Une répartition équitable

S’il est raisonnable pour les pays pauvres de proposer des objectifs de maintien du statu quo comme offre d’ouverture, et pour les pays riches de proposer des objectifs d’équilibre comme les leurs, quel serait le niveau raisonnable où un compromis négocié pourrait converger ? Même si les objectifs d’émission convenus à Kyoto reflètent le résultat de négociations politiques, il est possible d’y discerner des modèles économiques systématiques. Un objectif équitable pour les pays en développement pourrait être celui qui correspond au schéma de réduction des émissions qui prévaut parmi les objectifs existants. Cette approche amènerait les pays riches à réaliser des réductions plus importantes que les pays pauvres ; pourtant, elle n’entraînerait pas la redistribution massive des richesses que certains représentants des pays pauvres souhaiteraient voir.

La figure 1 montre les objectifs d’émissions sur lesquels les pays industrialisés et en transition se sont mis d’accord (y compris ceux de l’Union européenne), exprimés en termes de réductions par rapport au BAU prévu pour 2010. La réduction moyenne globale est d’environ 8 %. Un modèle progressif est évident – les pays les plus riches acceptant de réduire leurs émissions à des taux plus élevés que les pays pauvres.

Figure 1 :
Réductions d’émissions implicites dans les objectifs de Kyoto par rapport aux revenus par habitant des pays

Source : Banque mondiale, « World Development Indicator 1998 (CD-ROM) » ; U.S. Energy Information Administration, « International Energy Outlook 1998 » Tableau A9 ; Communications nationales à la CCNUCC, FCCC/CP/1998/11/Add.2, p.65.

L’analyse statistique peut rendre plus précis le modèle de progressivité inhérent aux objectifs déjà convenus pour les pays industrialisés. Statistiquement, les objectifs actuels de Kyoto présentent ce schéma de progressivité : chaque augmentation de 1 % du revenu par habitant implique un sacrifice plus important de 0,1 %, exprimé sous la forme de réductions d’émissions plus importantes par rapport au scénario de base. En termes absolus, une augmentation du revenu est associée à une augmentation du niveau de l’objectif d’émission. Mais on sait également qu’une augmentation du revenu implique une augmentation du niveau attendu si les pays continuent à faire comme si de rien n’était, car les émissions réagissent directement à la production économique. Lorsque nous demandons aux pays les plus riches de faire des sacrifices plus importants, nous suggérons que l’augmentation de l’objectif assigné devrait être inférieure à l’augmentation du BAU. Par analogie, lorsque le revenu avant impôt d’un individu augmente, son revenu après impôt et les impôts qu’il paie augmentent tous deux.

L’approche statistique a certainement des limites, et les résultats rapportés ici sont très préliminaires.

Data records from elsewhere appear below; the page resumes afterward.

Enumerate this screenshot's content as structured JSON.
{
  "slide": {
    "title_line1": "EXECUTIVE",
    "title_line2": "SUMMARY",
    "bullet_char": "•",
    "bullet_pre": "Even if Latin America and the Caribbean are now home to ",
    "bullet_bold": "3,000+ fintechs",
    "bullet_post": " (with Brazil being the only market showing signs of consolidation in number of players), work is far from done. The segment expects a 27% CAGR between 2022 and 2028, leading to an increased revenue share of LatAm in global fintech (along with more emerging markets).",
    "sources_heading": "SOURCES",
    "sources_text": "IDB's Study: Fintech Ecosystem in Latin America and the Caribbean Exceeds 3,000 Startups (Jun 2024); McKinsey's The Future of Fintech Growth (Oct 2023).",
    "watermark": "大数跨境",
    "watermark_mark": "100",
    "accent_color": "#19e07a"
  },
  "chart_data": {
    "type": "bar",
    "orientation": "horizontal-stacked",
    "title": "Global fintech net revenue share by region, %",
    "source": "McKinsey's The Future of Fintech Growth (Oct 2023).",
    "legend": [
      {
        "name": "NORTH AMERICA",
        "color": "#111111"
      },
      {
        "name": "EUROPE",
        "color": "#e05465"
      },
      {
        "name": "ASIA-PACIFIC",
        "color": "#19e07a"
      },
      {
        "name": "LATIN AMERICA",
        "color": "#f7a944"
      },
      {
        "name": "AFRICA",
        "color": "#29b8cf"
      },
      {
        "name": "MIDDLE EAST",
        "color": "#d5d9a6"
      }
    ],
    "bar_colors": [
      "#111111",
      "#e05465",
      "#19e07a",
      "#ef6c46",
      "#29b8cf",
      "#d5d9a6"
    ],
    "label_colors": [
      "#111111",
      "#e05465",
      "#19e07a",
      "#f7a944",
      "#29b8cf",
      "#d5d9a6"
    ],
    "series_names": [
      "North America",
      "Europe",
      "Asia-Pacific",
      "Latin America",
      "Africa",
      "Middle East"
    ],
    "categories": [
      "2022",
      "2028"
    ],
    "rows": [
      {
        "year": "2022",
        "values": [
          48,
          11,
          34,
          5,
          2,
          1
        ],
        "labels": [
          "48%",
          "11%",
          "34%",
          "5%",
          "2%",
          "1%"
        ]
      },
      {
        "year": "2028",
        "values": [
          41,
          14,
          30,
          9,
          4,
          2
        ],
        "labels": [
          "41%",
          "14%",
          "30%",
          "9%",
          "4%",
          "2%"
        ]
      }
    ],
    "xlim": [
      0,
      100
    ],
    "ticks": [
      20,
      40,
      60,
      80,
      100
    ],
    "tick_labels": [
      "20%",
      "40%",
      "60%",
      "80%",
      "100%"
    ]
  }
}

Ils sont sensibles aux décisions concernant les données utilisées. Les données sur le revenu par habitant peuvent changer en fonction de l’année et du taux de change utilisés pour comparer les pays. Les estimations des émissions BAU peuvent également varier. Mais étant donné que la question de toute répartition des objectifs d’émissions semble intrinsèquement arbitraire, ces résultats suggèrent une approche sensée. Celle-ci intègre le principe de progressivité tout en évitant les propositions peu pratiques de certains représentants de pays en développement selon lesquelles les pays riches redistribueraient une partie de leurs richesses aux pays pauvres.

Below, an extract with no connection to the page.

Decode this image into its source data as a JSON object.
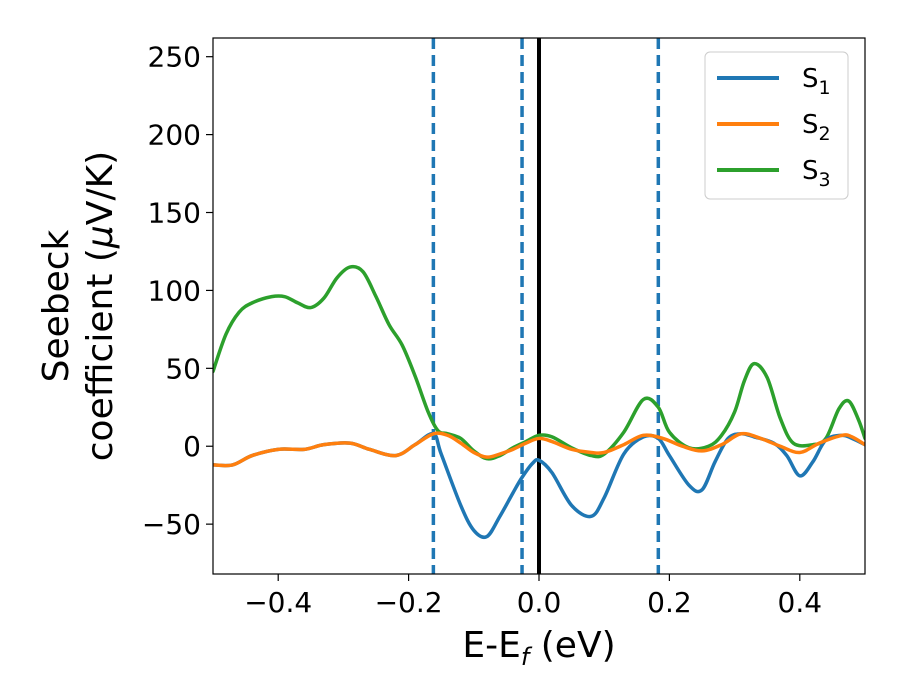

Résoudre les inquiétudes concernant la rigueur des objectifs

Les gouvernements des pays en développement s’inquiètent du fait que l’incertitude entourant leurs performances économiques prévisionnelles est si grande qu’ils ne peuvent pas prendre le risque d’adopter en 1999 un objectif d’émissions qui serait contraignant en 2008. Même si un objectif numérique particulier semble bénéfique aujourd’hui, après une décennie, il pourrait s’avérer être quelque chose de différent. Une réponse à cette préoccupation serait de structurer les accords internationaux sur les objectifs des pays en développement afin de réduire le risque d’être restrictif par inadvertance. Les accords devraient être conçus pour réduire la possibilité d’un objectif si strict qu’il causerait de grandes pertes économiques aux pays en développement ou qu’il entraverait le développement économique.

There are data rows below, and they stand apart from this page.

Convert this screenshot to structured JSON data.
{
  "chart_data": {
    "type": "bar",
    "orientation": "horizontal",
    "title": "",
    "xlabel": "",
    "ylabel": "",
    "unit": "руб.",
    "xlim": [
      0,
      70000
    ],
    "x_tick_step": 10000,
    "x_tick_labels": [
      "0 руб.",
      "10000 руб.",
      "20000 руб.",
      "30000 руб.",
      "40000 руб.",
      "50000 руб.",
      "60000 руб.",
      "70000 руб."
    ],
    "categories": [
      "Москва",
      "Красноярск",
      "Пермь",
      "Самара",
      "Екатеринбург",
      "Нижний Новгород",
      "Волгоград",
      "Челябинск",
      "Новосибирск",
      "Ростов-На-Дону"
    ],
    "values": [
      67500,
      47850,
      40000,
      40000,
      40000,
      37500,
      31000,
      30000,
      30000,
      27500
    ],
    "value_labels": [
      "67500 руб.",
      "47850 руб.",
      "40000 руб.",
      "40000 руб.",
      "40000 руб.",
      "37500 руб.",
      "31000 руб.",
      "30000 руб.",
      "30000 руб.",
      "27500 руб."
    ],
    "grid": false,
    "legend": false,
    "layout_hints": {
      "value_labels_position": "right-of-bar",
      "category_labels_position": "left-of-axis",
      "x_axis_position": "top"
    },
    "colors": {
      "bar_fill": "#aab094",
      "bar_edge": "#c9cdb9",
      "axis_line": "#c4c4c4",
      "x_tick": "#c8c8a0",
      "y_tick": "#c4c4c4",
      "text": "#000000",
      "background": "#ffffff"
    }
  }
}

Les écologistes ont également exprimé une contre-préoccupation, à savoir qu’un objectif pourrait être trop laxiste. Ils craignent qu’un tel objectif ne parvienne pas à entraîner une réduction réelle des émissions par rapport à ce qui se serait produit en l’absence de traité. Il est donc souhaitable d’atténuer le risque de rigueur par inadvertance tout en atténuant également le risque de laxisme par inadvertance – pour réduire la variabilité des restrictions effectives sans assouplir ou resserrer l’objectif visé.

Ma proposition consisterait à indexer les objectifs pour les pays en développement. L’accord international ressemblerait à un contrat dans lequel l’objectif numérique d’émission dépend, de manière définie, de variables futures dont les valeurs sont encore indéterminées. (Un exemple est celui des accords d’ajustement du coût de la vie dans un contrat de travail. Il spécifie certaines augmentations de salaire pour chaque augmentation de l’indice des prix à la consommation, réduisant ainsi l’incertitude sur les salaires réels). Les taux de croissance économique futurs sont probablement la plus grande source d’incertitude. Les prévisions du PIB des pays d’Asie de l’Est, par exemple, sont déjà très différentes aujourd’hui de ce qu’elles étaient en 1997, et elles le seront encore en 2007. Une formule simple consisterait à indexer les émissions globales d’un pays aux seuls revenus futurs. (D’autres propositions possibles incluent dans la formule d’autres variables comme la population ou la température.)

Plus précisément, pour chaque point de pourcentage de croissance du PIB supérieur ou inférieur aux prévisions, l’objectif d’émissions est relevé ou abaissé d’un montant correspondant. L’ajustement spécifié des émissions pourrait être un peu moins que proportionnel. Cette proposition exigerait des pays qui font un peu mieux que prévu qu’ils contribuent davantage que ceux qui ne le font pas, en maintenant à nouveau le principe de progressivité, sans les pénaliser indûment pour leur succès.

L’indexation est une approche possible pour éliminer une partie de l’incertitude économique qui freine l’engagement envers un objectif quantitatif d’émissions. Une autre idée possible, convenant à tout pays désireux de mettre en œuvre son programme pour atteindre ses objectifs via une taxe sur le carbone ou un système de permis négociables, est une clause d’échappement ou une soupape de sécurité, qui assouplit la limite quantitative lorsque le prix du carbone menace de dépasser un seuil convenu à l’avance. Ces solutions au problème de l’incertitude rendraient plus probable que l’objectif se révèle se situer dans la fourchette prévue, où il apporte des avantages – tant environnementaux qu’économiques – aux pays en développement comme aux pays industrialisés.